Mapping Agent Trust in 2026, Part 1: A Framework for Agent Trust Infrastructure

In early 2026, OpenClaw users lost crypto and McKinsey lost 46 million internal messages to autonomous agents. The trust safeguards humans built around hiring don't yet exist for AI. This essay maps a framework for the missing infrastructure.

Published: 2026-05-27

I have been building AI agent products since 2024. The models got more capable every few months, and we kept handing them access to things that mattered, often before we knew whether we could trust them with it. By 2026 I wanted to understand what had actually changed, and what those of us building should be watching. So I set out to map the state of agent trust. This is Part 1 of what I found, the problem and a way to think about it.

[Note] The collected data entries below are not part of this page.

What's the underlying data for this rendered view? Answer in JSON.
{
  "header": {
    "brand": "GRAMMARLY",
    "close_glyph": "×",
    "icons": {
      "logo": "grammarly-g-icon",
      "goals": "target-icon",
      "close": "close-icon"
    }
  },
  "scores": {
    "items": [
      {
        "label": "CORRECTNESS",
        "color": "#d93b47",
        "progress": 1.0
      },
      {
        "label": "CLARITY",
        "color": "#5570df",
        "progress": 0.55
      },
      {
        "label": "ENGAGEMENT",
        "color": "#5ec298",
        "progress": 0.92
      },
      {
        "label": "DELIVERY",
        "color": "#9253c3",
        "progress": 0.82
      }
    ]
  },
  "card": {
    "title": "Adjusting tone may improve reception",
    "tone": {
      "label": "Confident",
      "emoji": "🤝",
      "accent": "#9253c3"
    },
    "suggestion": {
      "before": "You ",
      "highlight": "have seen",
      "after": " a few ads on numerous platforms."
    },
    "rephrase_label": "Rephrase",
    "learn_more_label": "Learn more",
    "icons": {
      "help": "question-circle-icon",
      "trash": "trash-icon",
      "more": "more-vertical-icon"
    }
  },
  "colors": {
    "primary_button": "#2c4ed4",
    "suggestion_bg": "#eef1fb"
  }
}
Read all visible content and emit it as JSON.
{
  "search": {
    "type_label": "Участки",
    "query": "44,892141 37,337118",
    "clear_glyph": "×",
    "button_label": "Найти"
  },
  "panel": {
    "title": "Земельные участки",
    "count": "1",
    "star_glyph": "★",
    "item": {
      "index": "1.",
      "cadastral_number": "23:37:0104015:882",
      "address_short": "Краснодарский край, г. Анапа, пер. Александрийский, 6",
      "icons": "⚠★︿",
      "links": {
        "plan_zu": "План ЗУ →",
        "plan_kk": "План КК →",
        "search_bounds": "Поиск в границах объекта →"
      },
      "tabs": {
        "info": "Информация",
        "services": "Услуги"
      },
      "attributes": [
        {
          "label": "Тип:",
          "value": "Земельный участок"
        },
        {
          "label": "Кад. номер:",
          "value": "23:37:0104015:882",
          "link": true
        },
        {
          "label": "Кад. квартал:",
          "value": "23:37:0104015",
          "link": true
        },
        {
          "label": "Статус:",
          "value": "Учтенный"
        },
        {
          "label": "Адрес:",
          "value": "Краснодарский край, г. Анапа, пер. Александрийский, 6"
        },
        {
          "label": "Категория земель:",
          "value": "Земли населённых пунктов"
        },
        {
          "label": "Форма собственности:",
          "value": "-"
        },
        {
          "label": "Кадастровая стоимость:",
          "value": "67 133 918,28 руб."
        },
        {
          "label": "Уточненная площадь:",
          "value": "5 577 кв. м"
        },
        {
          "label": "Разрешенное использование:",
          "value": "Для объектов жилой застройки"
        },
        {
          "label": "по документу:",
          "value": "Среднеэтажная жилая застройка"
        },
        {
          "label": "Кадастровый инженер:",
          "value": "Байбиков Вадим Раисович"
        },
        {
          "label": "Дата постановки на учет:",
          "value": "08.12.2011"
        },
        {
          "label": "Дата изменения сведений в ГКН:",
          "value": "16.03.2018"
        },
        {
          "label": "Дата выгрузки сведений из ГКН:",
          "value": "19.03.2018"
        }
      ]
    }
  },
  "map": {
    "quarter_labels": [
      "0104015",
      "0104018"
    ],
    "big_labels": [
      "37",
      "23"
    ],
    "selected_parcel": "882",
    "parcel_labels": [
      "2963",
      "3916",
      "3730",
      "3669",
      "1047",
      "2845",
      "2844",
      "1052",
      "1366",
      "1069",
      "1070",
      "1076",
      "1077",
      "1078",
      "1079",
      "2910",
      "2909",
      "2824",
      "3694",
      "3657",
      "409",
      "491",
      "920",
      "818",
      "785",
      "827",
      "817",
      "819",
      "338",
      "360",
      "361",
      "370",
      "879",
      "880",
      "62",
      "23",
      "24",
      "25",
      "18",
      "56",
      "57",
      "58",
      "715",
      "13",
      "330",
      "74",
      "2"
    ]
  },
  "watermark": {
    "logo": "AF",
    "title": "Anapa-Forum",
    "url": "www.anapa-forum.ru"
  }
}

1. Trusting AI Agents Is A Bargain

In February 2026, vulnerability researcher Paul McCarty found 386 malicious skills on ClawHub, OpenClaw's official repository. They posed as crypto trading tools branded with names like ByBit and Polymarket, and a single attacker had accumulated nearly 7,000 downloads before McCarty's report. By March, separate research teams had documented several more attack patterns against OpenClaw users:

By RSA Conference 2026 in late March, the count of internet-exposed OpenClaw instances had doubled in a single week, from 230,000 to nearly 500,000. The victims were not naive. They were developers, traders, and professionals who installed a tool to get the efficiency an AI agent promised.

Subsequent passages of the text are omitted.